4I2A5332.jpg
 
 

George Read (b. 1950 ) began to paint while he was a History of Art student at Harvard. The program was disciplined and old-school; illustrated lectures in the morning, critical analysis, masses of reading. There was studio work in the afternoons for those who wanted it. This including painting, printmaking, and instruction in techniques, materials, color, and form. The studio work was taught by working masters in those fields, including Eduardo Chillida, Afro Basadella, and Robert Neuman.

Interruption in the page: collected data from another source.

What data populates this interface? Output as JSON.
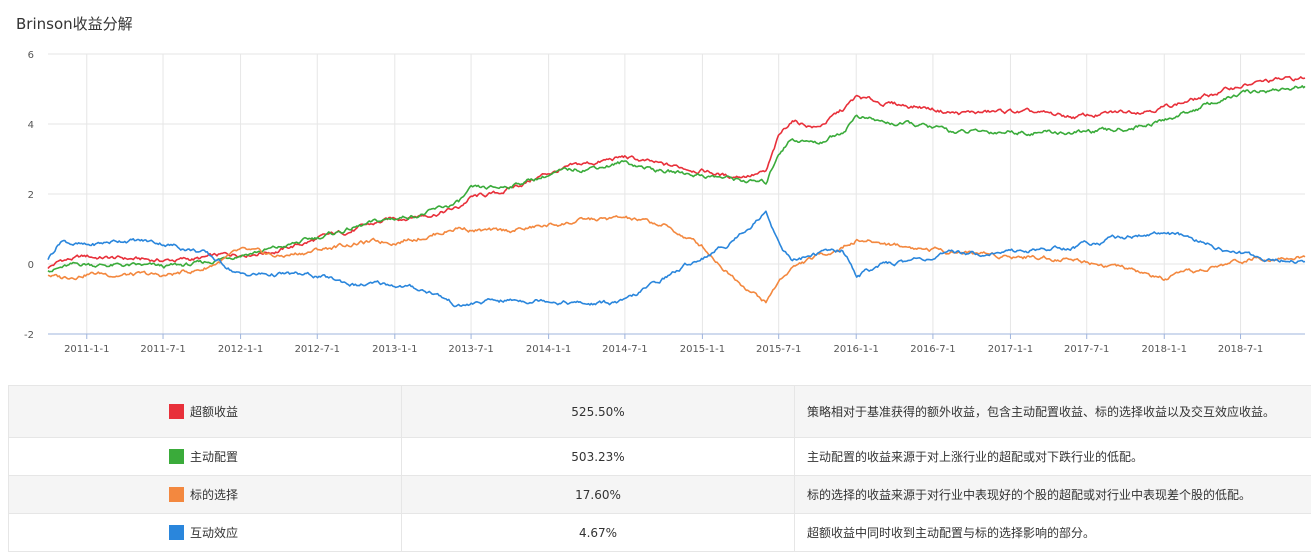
{
  "page": {
    "title": "Brinson收益分解"
  },
  "colors": {
    "excess": "#e8303a",
    "allocation": "#3aab3a",
    "selection": "#f3883f",
    "interaction": "#2a86dc",
    "grid": "#e6e6e6",
    "axis": "#9fb4dc"
  },
  "chart_data": {
    "type": "line",
    "title": "Brinson收益分解",
    "xlabel": "",
    "ylabel": "",
    "x_range": [
      "2010-10-01",
      "2018-12-01"
    ],
    "ylim": [
      -2,
      6
    ],
    "y_ticks": [
      -2,
      0,
      2,
      4,
      6
    ],
    "x_ticks": [
      "2011-1-1",
      "2011-7-1",
      "2012-1-1",
      "2012-7-1",
      "2013-1-1",
      "2013-7-1",
      "2014-1-1",
      "2014-7-1",
      "2015-1-1",
      "2015-7-1",
      "2016-1-1",
      "2016-7-1",
      "2017-1-1",
      "2017-7-1",
      "2018-1-1",
      "2018-7-1"
    ],
    "grid": "vertical",
    "legend": "table-below",
    "series": [
      {
        "name": "超额收益",
        "color": "#e8303a",
        "points": [
          [
            "2010-10-01",
            -0.1
          ],
          [
            "2010-11-01",
            0.1
          ],
          [
            "2011-01-01",
            0.2
          ],
          [
            "2011-04-01",
            0.15
          ],
          [
            "2011-07-01",
            0.1
          ],
          [
            "2011-10-01",
            0.15
          ],
          [
            "2012-01-01",
            0.3
          ],
          [
            "2012-04-01",
            0.4
          ],
          [
            "2012-07-01",
            0.7
          ],
          [
            "2012-10-01",
            1.0
          ],
          [
            "2013-01-01",
            1.3
          ],
          [
            "2013-04-01",
            1.45
          ],
          [
            "2013-06-01",
            1.6
          ],
          [
            "2013-07-01",
            1.9
          ],
          [
            "2013-09-01",
            2.0
          ],
          [
            "2014-01-01",
            2.6
          ],
          [
            "2014-04-01",
            2.85
          ],
          [
            "2014-07-01",
            3.05
          ],
          [
            "2014-10-01",
            2.8
          ],
          [
            "2015-01-01",
            2.7
          ],
          [
            "2015-03-01",
            2.5
          ],
          [
            "2015-06-01",
            2.6
          ],
          [
            "2015-07-01",
            3.6
          ],
          [
            "2015-08-01",
            4.1
          ],
          [
            "2015-10-01",
            3.9
          ],
          [
            "2015-12-01",
            4.4
          ],
          [
            "2016-01-01",
            4.75
          ],
          [
            "2016-03-01",
            4.6
          ],
          [
            "2016-06-01",
            4.5
          ],
          [
            "2016-09-01",
            4.3
          ],
          [
            "2017-01-01",
            4.35
          ],
          [
            "2017-06-01",
            4.2
          ],
          [
            "2017-09-01",
            4.3
          ],
          [
            "2018-01-01",
            4.5
          ],
          [
            "2018-04-01",
            4.75
          ],
          [
            "2018-07-01",
            5.1
          ],
          [
            "2018-10-01",
            5.25
          ],
          [
            "2018-12-01",
            5.3
          ]
        ]
      },
      {
        "name": "主动配置",
        "color": "#3aab3a",
        "points": [
          [
            "2010-10-01",
            -0.15
          ],
          [
            "2010-11-01",
            -0.1
          ],
          [
            "2011-01-01",
            0.0
          ],
          [
            "2011-04-01",
            -0.05
          ],
          [
            "2011-07-01",
            -0.1
          ],
          [
            "2011-10-01",
            0.0
          ],
          [
            "2012-01-01",
            0.3
          ],
          [
            "2012-04-01",
            0.45
          ],
          [
            "2012-07-01",
            0.75
          ],
          [
            "2012-10-01",
            1.05
          ],
          [
            "2013-01-01",
            1.3
          ],
          [
            "2013-04-01",
            1.5
          ],
          [
            "2013-06-01",
            1.75
          ],
          [
            "2013-07-01",
            2.1
          ],
          [
            "2013-09-01",
            2.15
          ],
          [
            "2014-01-01",
            2.55
          ],
          [
            "2014-04-01",
            2.75
          ],
          [
            "2014-07-01",
            2.9
          ],
          [
            "2014-10-01",
            2.65
          ],
          [
            "2015-01-01",
            2.55
          ],
          [
            "2015-03-01",
            2.45
          ],
          [
            "2015-06-01",
            2.3
          ],
          [
            "2015-07-01",
            3.2
          ],
          [
            "2015-08-01",
            3.6
          ],
          [
            "2015-10-01",
            3.45
          ],
          [
            "2015-12-01",
            3.8
          ],
          [
            "2016-01-01",
            4.25
          ],
          [
            "2016-03-01",
            4.05
          ],
          [
            "2016-06-01",
            3.95
          ],
          [
            "2016-09-01",
            3.75
          ],
          [
            "2017-01-01",
            3.8
          ],
          [
            "2017-06-01",
            3.75
          ],
          [
            "2017-09-01",
            3.8
          ],
          [
            "2018-01-01",
            4.1
          ],
          [
            "2018-04-01",
            4.5
          ],
          [
            "2018-07-01",
            4.85
          ],
          [
            "2018-10-01",
            5.0
          ],
          [
            "2018-12-01",
            5.05
          ]
        ]
      },
      {
        "name": "标的选择",
        "color": "#f3883f",
        "points": [
          [
            "2010-10-01",
            -0.3
          ],
          [
            "2010-11-01",
            -0.4
          ],
          [
            "2011-01-01",
            -0.25
          ],
          [
            "2011-04-01",
            -0.3
          ],
          [
            "2011-07-01",
            -0.35
          ],
          [
            "2011-10-01",
            -0.15
          ],
          [
            "2012-01-01",
            0.35
          ],
          [
            "2012-04-01",
            0.2
          ],
          [
            "2012-07-01",
            0.4
          ],
          [
            "2012-10-01",
            0.6
          ],
          [
            "2013-01-01",
            0.65
          ],
          [
            "2013-04-01",
            0.85
          ],
          [
            "2013-06-01",
            1.05
          ],
          [
            "2013-07-01",
            1.0
          ],
          [
            "2013-09-01",
            0.9
          ],
          [
            "2014-01-01",
            1.1
          ],
          [
            "2014-04-01",
            1.25
          ],
          [
            "2014-07-01",
            1.3
          ],
          [
            "2014-10-01",
            1.1
          ],
          [
            "2015-01-01",
            0.5
          ],
          [
            "2015-03-01",
            -0.2
          ],
          [
            "2015-06-01",
            -1.1
          ],
          [
            "2015-07-01",
            -0.5
          ],
          [
            "2015-08-01",
            -0.1
          ],
          [
            "2015-10-01",
            0.2
          ],
          [
            "2015-12-01",
            0.5
          ],
          [
            "2016-01-01",
            0.7
          ],
          [
            "2016-03-01",
            0.6
          ],
          [
            "2016-06-01",
            0.45
          ],
          [
            "2016-09-01",
            0.35
          ],
          [
            "2017-01-01",
            0.25
          ],
          [
            "2017-06-01",
            0.15
          ],
          [
            "2017-09-01",
            -0.05
          ],
          [
            "2018-01-01",
            -0.45
          ],
          [
            "2018-04-01",
            -0.2
          ],
          [
            "2018-07-01",
            0.1
          ],
          [
            "2018-10-01",
            0.25
          ],
          [
            "2018-12-01",
            0.2
          ]
        ]
      },
      {
        "name": "互动效应",
        "color": "#2a86dc",
        "points": [
          [
            "2010-10-01",
            0.15
          ],
          [
            "2010-11-01",
            0.7
          ],
          [
            "2011-01-01",
            0.5
          ],
          [
            "2011-04-01",
            0.7
          ],
          [
            "2011-07-01",
            0.6
          ],
          [
            "2011-10-01",
            0.35
          ],
          [
            "2012-01-01",
            -0.3
          ],
          [
            "2012-04-01",
            -0.3
          ],
          [
            "2012-07-01",
            -0.35
          ],
          [
            "2012-10-01",
            -0.6
          ],
          [
            "2013-01-01",
            -0.6
          ],
          [
            "2013-04-01",
            -0.8
          ],
          [
            "2013-06-01",
            -1.2
          ],
          [
            "2013-07-01",
            -1.15
          ],
          [
            "2013-09-01",
            -1.05
          ],
          [
            "2014-01-01",
            -1.0
          ],
          [
            "2014-04-01",
            -1.15
          ],
          [
            "2014-07-01",
            -1.1
          ],
          [
            "2014-10-01",
            -0.4
          ],
          [
            "2015-01-01",
            0.2
          ],
          [
            "2015-03-01",
            0.55
          ],
          [
            "2015-06-01",
            1.5
          ],
          [
            "2015-07-01",
            0.65
          ],
          [
            "2015-08-01",
            0.1
          ],
          [
            "2015-10-01",
            0.3
          ],
          [
            "2015-12-01",
            0.4
          ],
          [
            "2016-01-01",
            -0.3
          ],
          [
            "2016-03-01",
            -0.05
          ],
          [
            "2016-06-01",
            0.15
          ],
          [
            "2016-09-01",
            0.3
          ],
          [
            "2017-01-01",
            0.35
          ],
          [
            "2017-06-01",
            0.5
          ],
          [
            "2017-09-01",
            0.75
          ],
          [
            "2018-01-01",
            0.9
          ],
          [
            "2018-04-01",
            0.6
          ],
          [
            "2018-07-01",
            0.3
          ],
          [
            "2018-10-01",
            0.1
          ],
          [
            "2018-12-01",
            0.1
          ]
        ]
      }
    ]
  },
  "legend_table": [
    {
      "name": "超额收益",
      "value": "525.50%",
      "description": "策略相对于基准获得的额外收益，包含主动配置收益、标的选择收益以及交互效应收益。",
      "color": "#e8303a"
    },
    {
      "name": "主动配置",
      "value": "503.23%",
      "description": "主动配置的收益来源于对上涨行业的超配或对下跌行业的低配。",
      "color": "#3aab3a"
    },
    {
      "name": "标的选择",
      "value": "17.60%",
      "description": "标的选择的收益来源于对行业中表现好的个股的超配或对行业中表现差个股的低配。",
      "color": "#f3883f"
    },
    {
      "name": "互动效应",
      "value": "4.67%",
      "description": "超额收益中同时收到主动配置与标的选择影响的部分。",
      "color": "#2a86dc"
    }
  ]
}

George spent one undergrad summer serving as powerful art critic Harold Rosenberg's full-time gardner and part-time assistant in the Hamptons, which he describes as "two months of BUDS training in the fine arts. Mr. Rosenberg’s opinion, which was quite correct, was that I needed artistic toughening up. He took the job very seriously. Relief came on days when he'd lend me out to his friends in The Springs. The artists Adolph Gottleib and Willem de Kooning among them. I’d go to their places and do chores. They were very kind. It was magical."

 

Later, in France, in the fall of 1977, he had his first show with a young Japanese sculptor, Tetsuo Harada. There, Read's paintings and assemblages attracted the attention of well-known French critic Michel Tapie, who invited him to join a group of young artists working at the new Centre Pompidou. The plan was interrupted. Before he could move into the new space, he was offered a position at Sotheby's, New York. He took the job and moved to New York.

 What followed was a complete immersion into the deep end of the international art world. This evolution included the titles of specialist, auctioneer, lecturer, writer, and consultant, and this engaged him, in some function or other, with "nearly every category of art and antiquity known, the collectors of those objects, and the markets where they trade, both real and fraudulent."

What was that world like? Long hours of appraisal work, meetings with collectors, and occasional black-tie auctions in the evenings. There were celebrities in need of advice; Joanne Woodward, on a French armoire, and Barbra Streisand, on a secretary bookcase. There were months of inventory and cataloguing in preparation for the sale of the contents of the Newport mansion of notorious socialite Claus von Bulow, and a trip to Los Angeles with Oprah to find furnishings for her place in Chicago. He appeared on her show twice. On the second, he auctioned off a Michael Jordan game jersey to an audience of millions.    

He has now found his way back into the studio. He describes the break as immensely valuable; an opportunity to sharpen and refine. Even if the break was a bit longer than anticipated, he adds. He works quickly and on as many as a dozen things at once, a practice he picked up from his former mentor, Eduardo Chillida.  Chillida suggested one day that he begin several pieces at once, putting each one aside when it had just begun to find form and definition. Then, with a roomful of works in varying stages of progress, Chillida encouraged him to move freely among them, from image to image, without a set pattern or plan.  The practice suited him; he found it helped keep his eyes fresh and, most important, it forestalled over-analysis.

 Read suggests that modern painting and sculpture are born from attitude and method far more than style or technical mastery. “What we are all trying to do successfully is to put color, line, and form onto a flat surface in such a way that they look like they belong there. That’s where we all begin.”